Queixas de Ivo contra Alexandre arquivadas
António José Vilela 08 de dezembro de 2021

Ivo Rosa queixou-se do trabalho que Carlos Alexandre fez quando o substituiu. O inspetor que analisou o caso criticou Ivo recomendando uma “postura menos autocentrada”.

"Impunha-se, na minha perspetiva do exercício da judicatura, por parte do Exmo. Sr.

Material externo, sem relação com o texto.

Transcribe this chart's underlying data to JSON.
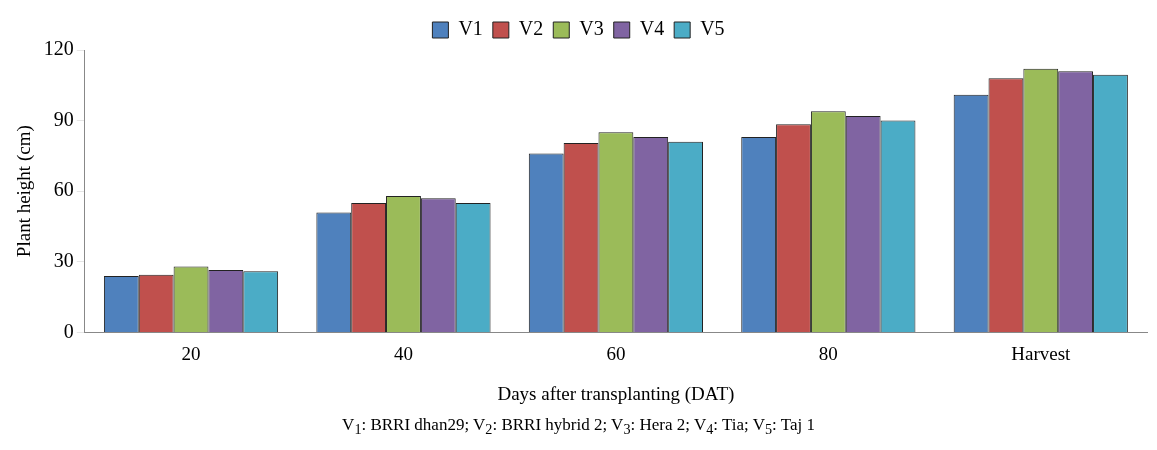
{
  "chart_data": {
    "type": "bar",
    "xlabel": "Days after transplanting (DAT)",
    "ylabel": "Plant height (cm)",
    "categories": [
      "20",
      "40",
      "60",
      "80",
      "Harvest"
    ],
    "series": [
      {
        "name": "V1",
        "color": "#4f81bd",
        "values": [
          24,
          51,
          76,
          83,
          101
        ]
      },
      {
        "name": "V2",
        "color": "#c0504d",
        "values": [
          24.5,
          55,
          80.5,
          88.5,
          108
        ]
      },
      {
        "name": "V3",
        "color": "#9bbb59",
        "values": [
          28,
          58,
          85,
          94,
          112
        ]
      },
      {
        "name": "V4",
        "color": "#8064a2",
        "values": [
          26.5,
          57,
          83,
          92,
          111
        ]
      },
      {
        "name": "V5",
        "color": "#4bacc6",
        "values": [
          26,
          55,
          81,
          90,
          109.5
        ]
      }
    ],
    "ylim": [
      0,
      120
    ],
    "yticks": [
      0,
      30,
      60,
      90,
      120
    ],
    "grid": false,
    "legend": "top",
    "annotations": [
      "V$_{1}$: BRRI dhan29;  V$_{2}$: BRRI hybrid 2;  V$_{3}$: Hera 2;  V$_{4}$: Tia;  V$_{5}$: Taj 1"
    ]
  }
}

Juiz de Direito [Ivo Rosa], uma postura que, partindo do reconhecimento do facto de outros terem assegurado o serviço a seu cargo durante o longo período de exclusividade, se mostrasse mais compreensiva, menos autocentrada e, sobretudo, menos potenciadora de desnecessários atritos relacionais."

É assim que Vítor Ribeiro, inspetor do Conselho Superior da Magistratura (CSM) termina o relatório de 28 páginas que avaliou a queixa que o juiz Ivo Rosa fez ao mesmo CSM sobre a atuação de três colegas (e eventualmente de funcionários judiciais) que o substituiram nos processos do Tribunal Central de Instrução Criminal (TCIC) enquanto esteve durante dois anos e três meses em exclusividade na instrução da Operação Marquês.

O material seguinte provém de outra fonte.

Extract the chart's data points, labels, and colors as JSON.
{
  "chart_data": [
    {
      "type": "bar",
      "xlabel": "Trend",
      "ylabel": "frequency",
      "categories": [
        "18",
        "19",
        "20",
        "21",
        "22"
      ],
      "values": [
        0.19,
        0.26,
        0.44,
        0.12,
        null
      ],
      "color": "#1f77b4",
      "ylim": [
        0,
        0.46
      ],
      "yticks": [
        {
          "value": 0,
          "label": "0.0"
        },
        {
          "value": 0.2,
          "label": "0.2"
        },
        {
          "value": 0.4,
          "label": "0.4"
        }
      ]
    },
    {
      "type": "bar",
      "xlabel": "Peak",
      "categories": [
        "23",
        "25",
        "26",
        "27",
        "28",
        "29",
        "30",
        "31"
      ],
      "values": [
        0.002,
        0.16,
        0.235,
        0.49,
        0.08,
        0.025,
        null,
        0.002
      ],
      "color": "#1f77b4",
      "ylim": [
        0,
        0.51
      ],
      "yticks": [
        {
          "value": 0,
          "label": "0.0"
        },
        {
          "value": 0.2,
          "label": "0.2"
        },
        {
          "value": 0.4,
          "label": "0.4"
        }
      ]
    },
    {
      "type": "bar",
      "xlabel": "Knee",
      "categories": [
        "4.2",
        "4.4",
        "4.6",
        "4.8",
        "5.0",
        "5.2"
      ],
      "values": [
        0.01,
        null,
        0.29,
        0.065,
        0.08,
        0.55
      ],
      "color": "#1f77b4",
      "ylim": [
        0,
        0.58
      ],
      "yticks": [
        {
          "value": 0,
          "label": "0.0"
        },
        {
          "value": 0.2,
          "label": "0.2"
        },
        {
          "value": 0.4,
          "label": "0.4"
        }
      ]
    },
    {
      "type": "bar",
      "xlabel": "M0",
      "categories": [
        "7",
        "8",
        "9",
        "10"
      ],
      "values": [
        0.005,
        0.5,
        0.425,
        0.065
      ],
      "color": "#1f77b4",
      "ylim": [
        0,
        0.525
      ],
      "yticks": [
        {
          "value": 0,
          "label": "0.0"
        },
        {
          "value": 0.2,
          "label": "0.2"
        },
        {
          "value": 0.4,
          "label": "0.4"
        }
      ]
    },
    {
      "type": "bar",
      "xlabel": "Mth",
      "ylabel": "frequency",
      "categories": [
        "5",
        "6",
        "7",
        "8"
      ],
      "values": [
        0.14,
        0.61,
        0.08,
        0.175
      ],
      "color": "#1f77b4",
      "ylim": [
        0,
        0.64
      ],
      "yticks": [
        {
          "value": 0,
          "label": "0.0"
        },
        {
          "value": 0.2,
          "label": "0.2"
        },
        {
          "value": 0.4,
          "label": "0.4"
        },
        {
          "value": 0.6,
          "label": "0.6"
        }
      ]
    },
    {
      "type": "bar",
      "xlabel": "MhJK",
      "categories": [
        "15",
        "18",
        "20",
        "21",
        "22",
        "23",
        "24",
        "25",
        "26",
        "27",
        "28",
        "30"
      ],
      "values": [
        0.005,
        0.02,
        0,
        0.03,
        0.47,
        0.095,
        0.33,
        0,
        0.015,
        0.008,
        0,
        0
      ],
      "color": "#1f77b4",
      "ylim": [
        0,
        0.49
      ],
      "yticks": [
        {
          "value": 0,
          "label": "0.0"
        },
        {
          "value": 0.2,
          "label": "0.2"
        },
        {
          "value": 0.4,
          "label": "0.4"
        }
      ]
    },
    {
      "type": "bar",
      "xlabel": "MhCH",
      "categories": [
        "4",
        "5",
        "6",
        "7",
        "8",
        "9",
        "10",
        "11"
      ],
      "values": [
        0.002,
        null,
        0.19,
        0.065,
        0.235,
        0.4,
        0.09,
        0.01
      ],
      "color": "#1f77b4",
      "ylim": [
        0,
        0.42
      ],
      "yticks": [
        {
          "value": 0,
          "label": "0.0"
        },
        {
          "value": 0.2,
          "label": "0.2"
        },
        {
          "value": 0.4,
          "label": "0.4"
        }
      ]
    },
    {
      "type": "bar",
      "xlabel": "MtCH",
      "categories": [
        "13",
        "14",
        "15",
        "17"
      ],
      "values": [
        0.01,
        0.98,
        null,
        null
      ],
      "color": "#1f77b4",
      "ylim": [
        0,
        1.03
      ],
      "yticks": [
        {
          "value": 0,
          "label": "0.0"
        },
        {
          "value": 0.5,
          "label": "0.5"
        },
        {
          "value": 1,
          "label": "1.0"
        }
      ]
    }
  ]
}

Depois de retornar à titularidade dos processos, Ivo Rosa queixou-se em maio deste ano que mais de 30 requerimentos de arguidos, testemunhas e outros intervenientes, entrados no TCIC entre 18 de dezembro de 2018 e 29 de dezembro de 2020, tinham ficado por decidir em três processos. Na prática, Ivo visou o trabalho feito pelos três colegas encarregados pelo CSM de despachar em momentos diferentes estes processos, nomeadamente as juízas Ana Peres e Conceição Moreno e sobretudo o juiz Carlos Alexandre.